JUMP OXFORD JUMP: City holds send-off parade for hometown Olympians
Published 10:13 am Monday, July 19, 2021
For the first time in history, the City of Oxford has two of its own competing in the Olympics and they were sent off to Tokyo in style.
On Friday, the city held an Olympic send-off parade for Sam Kendricks and Shelby McEwen before they left for the 2020 Olympic Summer Games, which begin this weekend.
The Oxford natives were loaded up into two vehicles, driven by Aldermen Kesha Howell-Atkinson and Mark Heulse, near 14th Street and road down North Lamar Boulevard towards the Downtown Square. The route included two laps around the Lafayette County Courthouse and then back up North Lamar Boulevard.
The street was lined with supporters waiving American flags and homemade banners, supporting the two former Oxford High School standouts.
For McEwen, who is also spent time in the Lafayette County School District, getting the opportunity to represent his home in what is his first Olympics has not fully sunken in yet.
“It means a lot just to get to represent my hometown, both Oxford and Lafayette County,” McEwen said prior to the parade. “Putting on for my hometown and my family and friends that’s watching. It feels amazing.”
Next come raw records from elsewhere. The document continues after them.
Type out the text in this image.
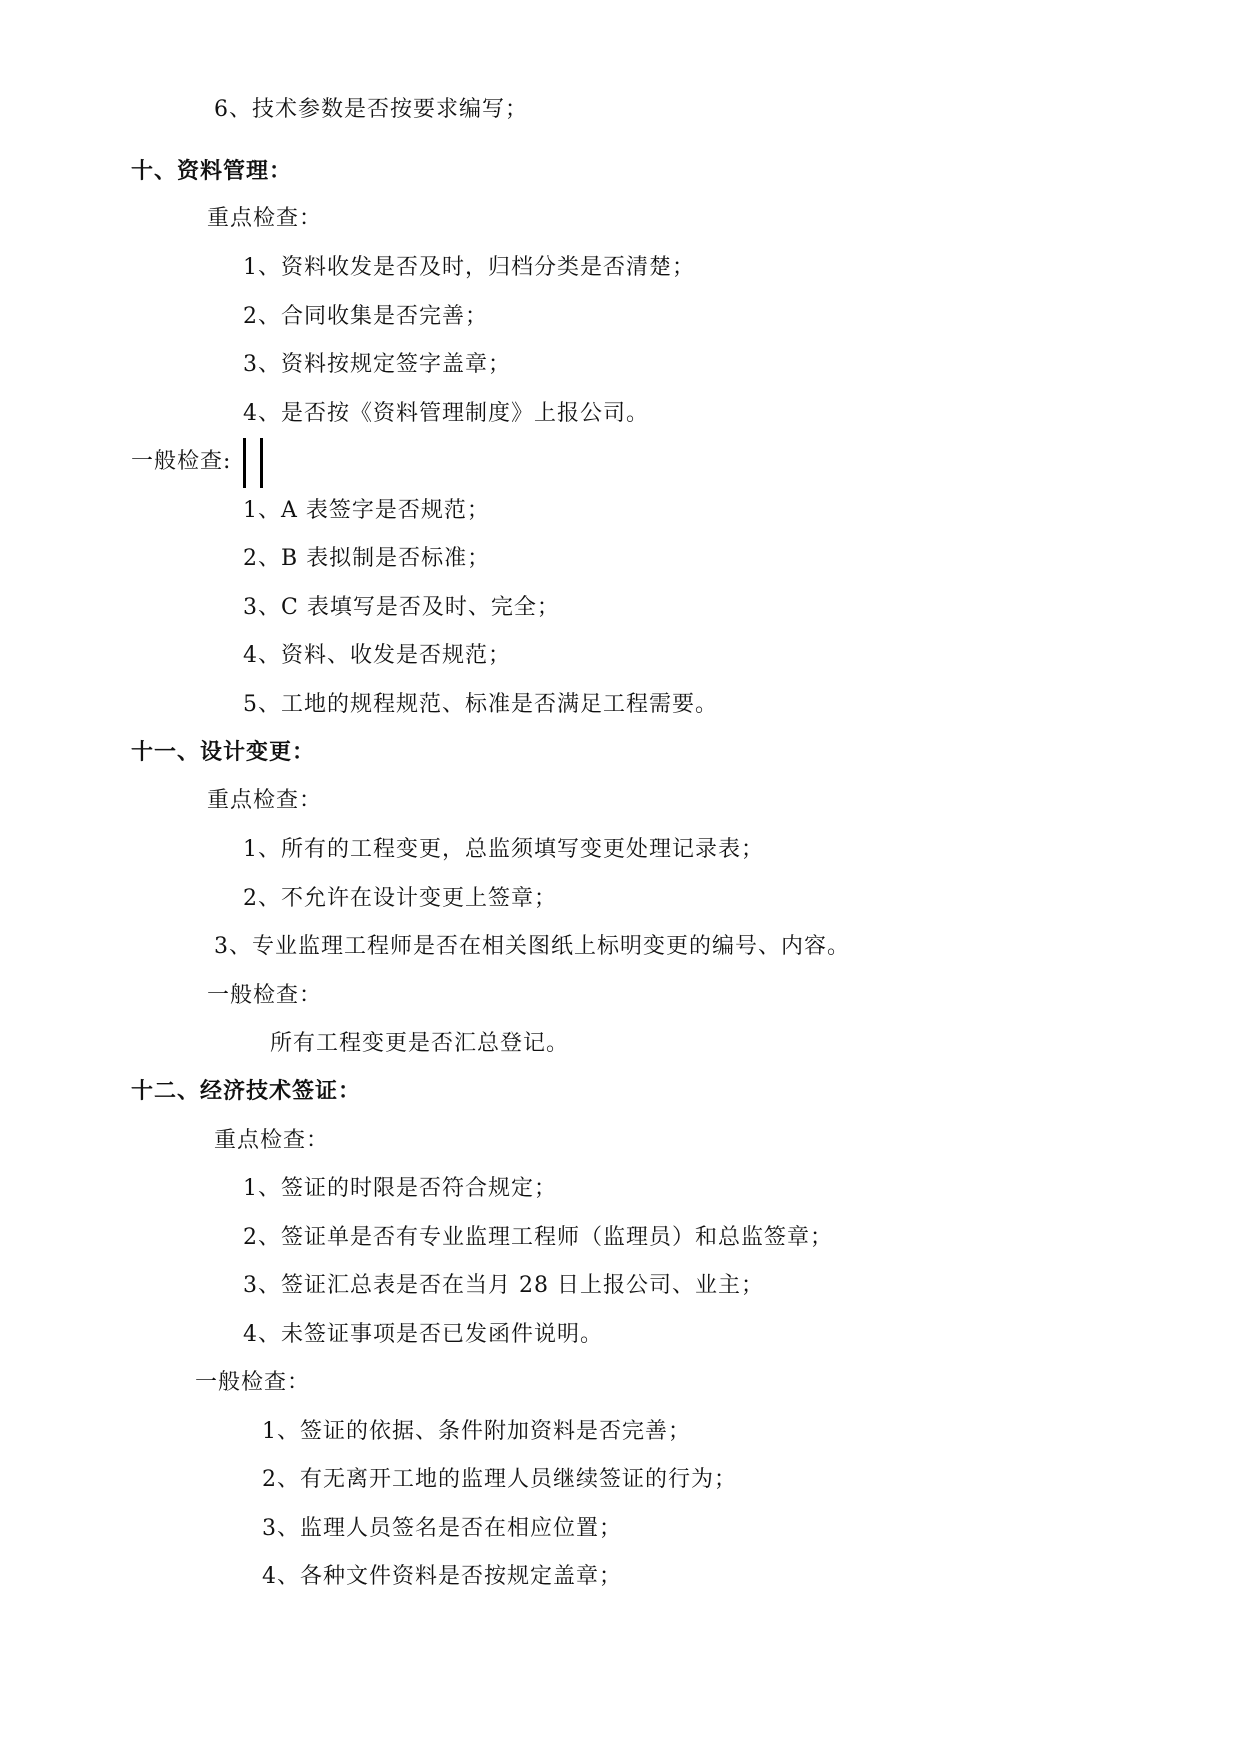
6、技术参数是否按要求编写；
十、资料管理：
重点检查：
1、资料收发是否及时，归档分类是否清楚；
2、合同收集是否完善；
3、资料按规定签字盖章；
4、是否按《资料管理制度》上报公司。
一般检查:
1、A 表签字是否规范；
2、B 表拟制是否标准；
3、C 表填写是否及时、完全；
4、资料、收发是否规范；
5、工地的规程规范、标准是否满足工程需要。
十一、设计变更：
重点检查：
1、所有的工程变更，总监须填写变更处理记录表；
2、不允许在设计变更上签章；
3、专业监理工程师是否在相关图纸上标明变更的编号、内容。
一般检查：
所有工程变更是否汇总登记。
十二、经济技术签证：
重点检查：
1、签证的时限是否符合规定；
2、签证单是否有专业监理工程师（监理员）和总监签章；
3、签证汇总表是否在当月 28 日上报公司、业主；
4、未签证事项是否已发函件说明。
一般检查：
1、签证的依据、条件附加资料是否完善；
2、有无离开工地的监理人员继续签证的行为；
3、监理人员签名是否在相应位置；
4、各种文件资料是否按规定盖章；
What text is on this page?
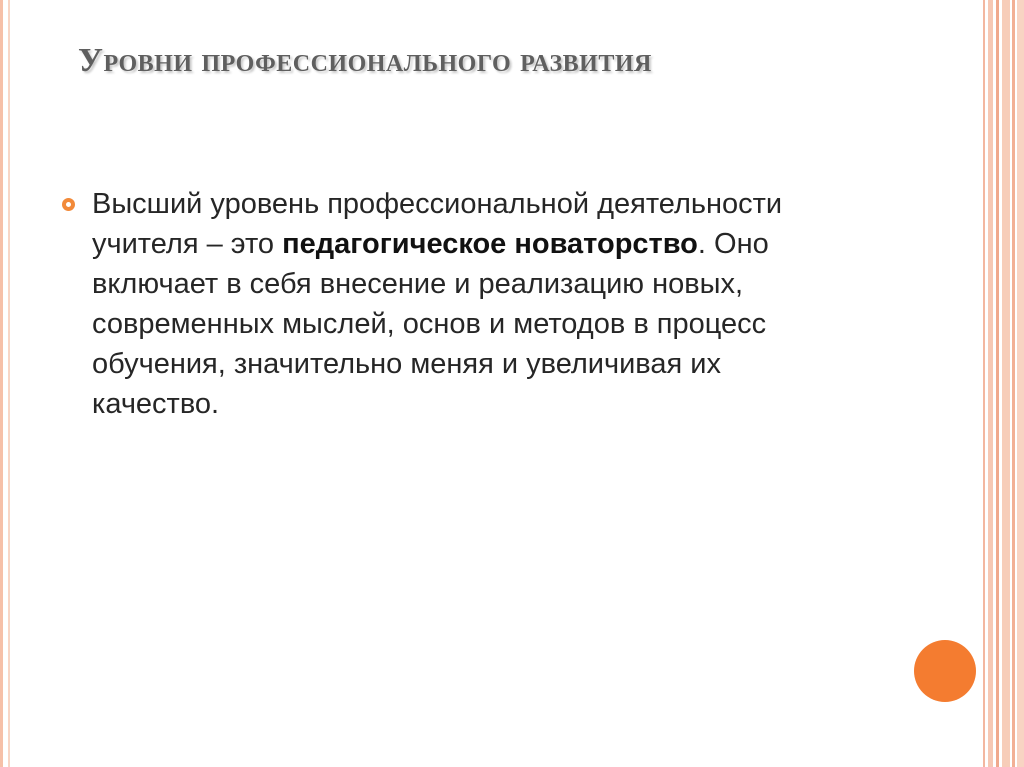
Уровни профессионального развития
Высший уровень профессиональной деятельности учителя – это педагогическое новаторство. Оно включает в себя внесение и реализацию новых, современных мыслей, основ и методов в процесс обучения, значительно меняя и увеличивая их качество.
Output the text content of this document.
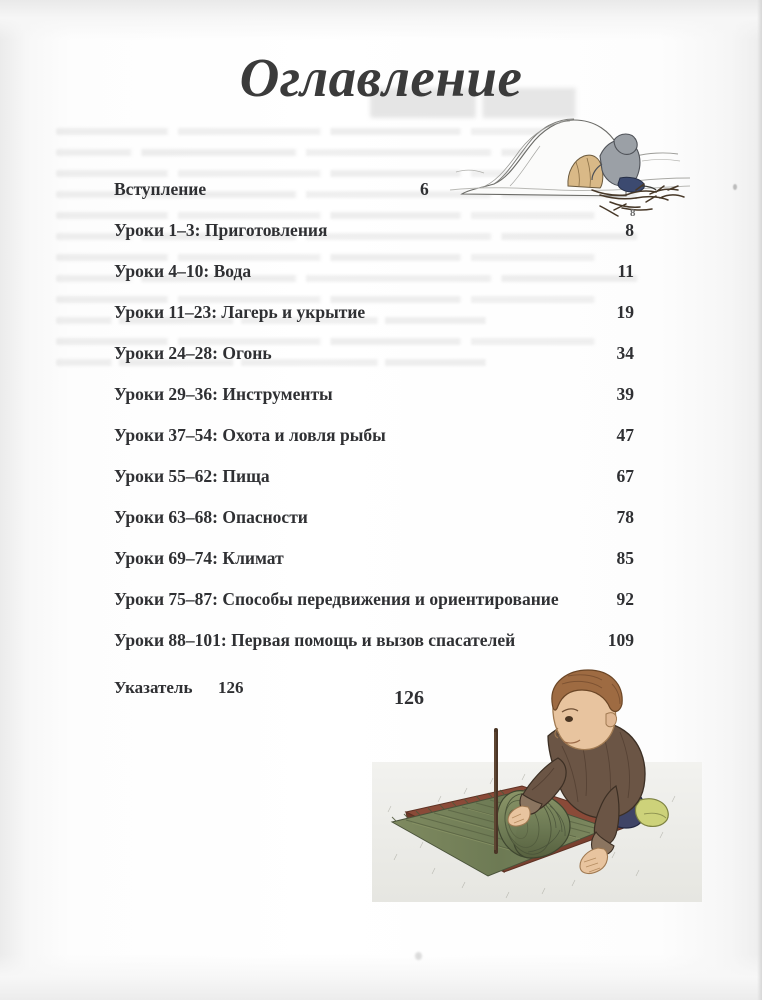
Оглавление
8
Вступление	6
Уроки 1–3: Приготовления	8
Уроки 4–10: Вода	11
Уроки 11–23: Лагерь и укрытие	19
Уроки 24–28: Огонь	34
Уроки 29–36: Инструменты	39
Уроки 37–54: Охота и ловля рыбы	47
Уроки 55–62: Пища	67
Уроки 63–68: Опасности	78
Уроки 69–74: Климат	85
Уроки 75–87: Способы передвижения и ориентирование	92
Уроки 88–101: Первая помощь и вызов спасателей	109
Указатель 126	126
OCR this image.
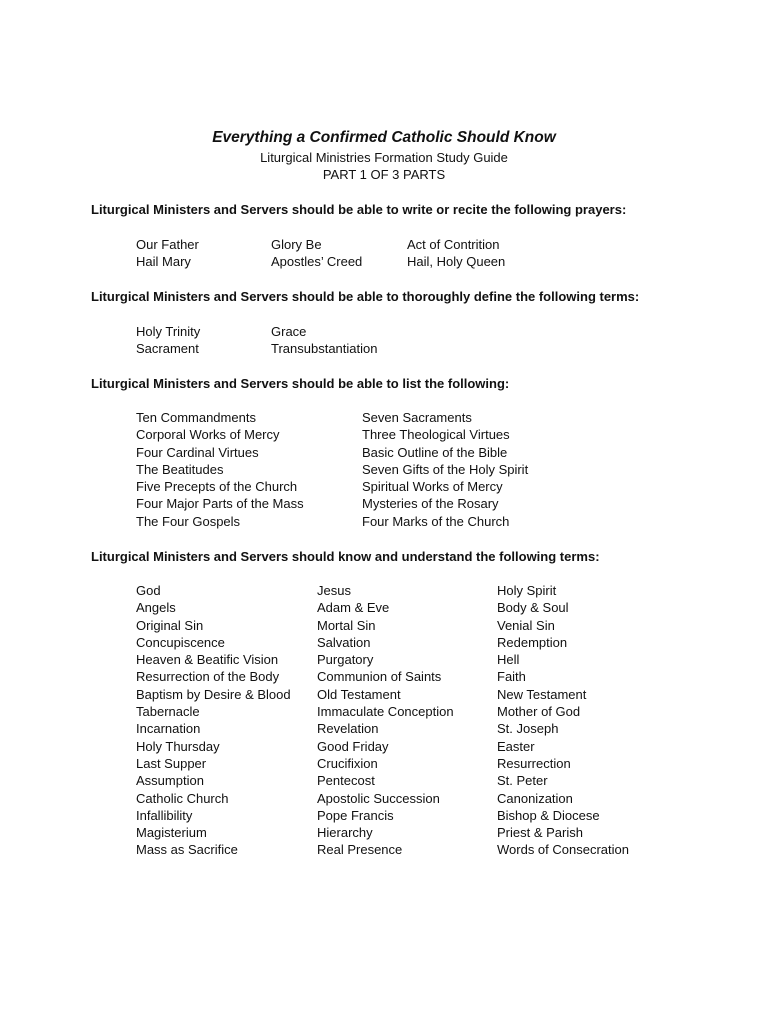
Everything a Confirmed Catholic Should Know
Liturgical Ministries Formation Study Guide
PART 1 OF 3 PARTS
Liturgical Ministers and Servers should be able to write or recite the following prayers:
Our Father
Hail Mary
Glory Be
Apostles’ Creed
Act of Contrition
Hail, Holy Queen
Liturgical Ministers and Servers should be able to thoroughly define the following terms:
Holy Trinity
Sacrament
Grace
Transubstantiation
Liturgical Ministers and Servers should be able to list the following:
Ten Commandments
Corporal Works of Mercy
Four Cardinal Virtues
The Beatitudes
Five Precepts of the Church
Four Major Parts of the Mass
The Four Gospels
Seven Sacraments
Three Theological Virtues
Basic Outline of the Bible
Seven Gifts of the Holy Spirit
Spiritual Works of Mercy
Mysteries of the Rosary
Four Marks of the Church
Liturgical Ministers and Servers should know and understand the following terms:
God
Angels
Original Sin
Concupiscence
Heaven & Beatific Vision
Resurrection of the Body
Baptism by Desire & Blood
Tabernacle
Incarnation
Holy Thursday
Last Supper
Assumption
Catholic Church
Infallibility
Magisterium
Mass as Sacrifice
Jesus
Adam & Eve
Mortal Sin
Salvation
Purgatory
Communion of Saints
Old Testament
Immaculate Conception
Revelation
Good Friday
Crucifixion
Pentecost
Apostolic Succession
Pope Francis
Hierarchy
Real Presence
Holy Spirit
Body & Soul
Venial Sin
Redemption
Hell
Faith
New Testament
Mother of God
St. Joseph
Easter
Resurrection
St. Peter
Canonization
Bishop & Diocese
Priest & Parish
Words of Consecration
Competing in Tokyo later this month will mark the second-straight Olympics for Kendricks, who took home the bronze medal in the men’s pole vault during the 2016 Olympic games in Rio de Janiero, Brazil.
Ahead of loading up for the parade, Kendricks touched on the ability to stay in his hometown to continue his career beyond high school and college.
“I got real lucky,” Kendricks said. “I didn’t have to go everywhere to find what I needed. I could do it right here and that was real special to me and being from this town with, population: one professional pole vaulter and now one professional high jumper, which is great.”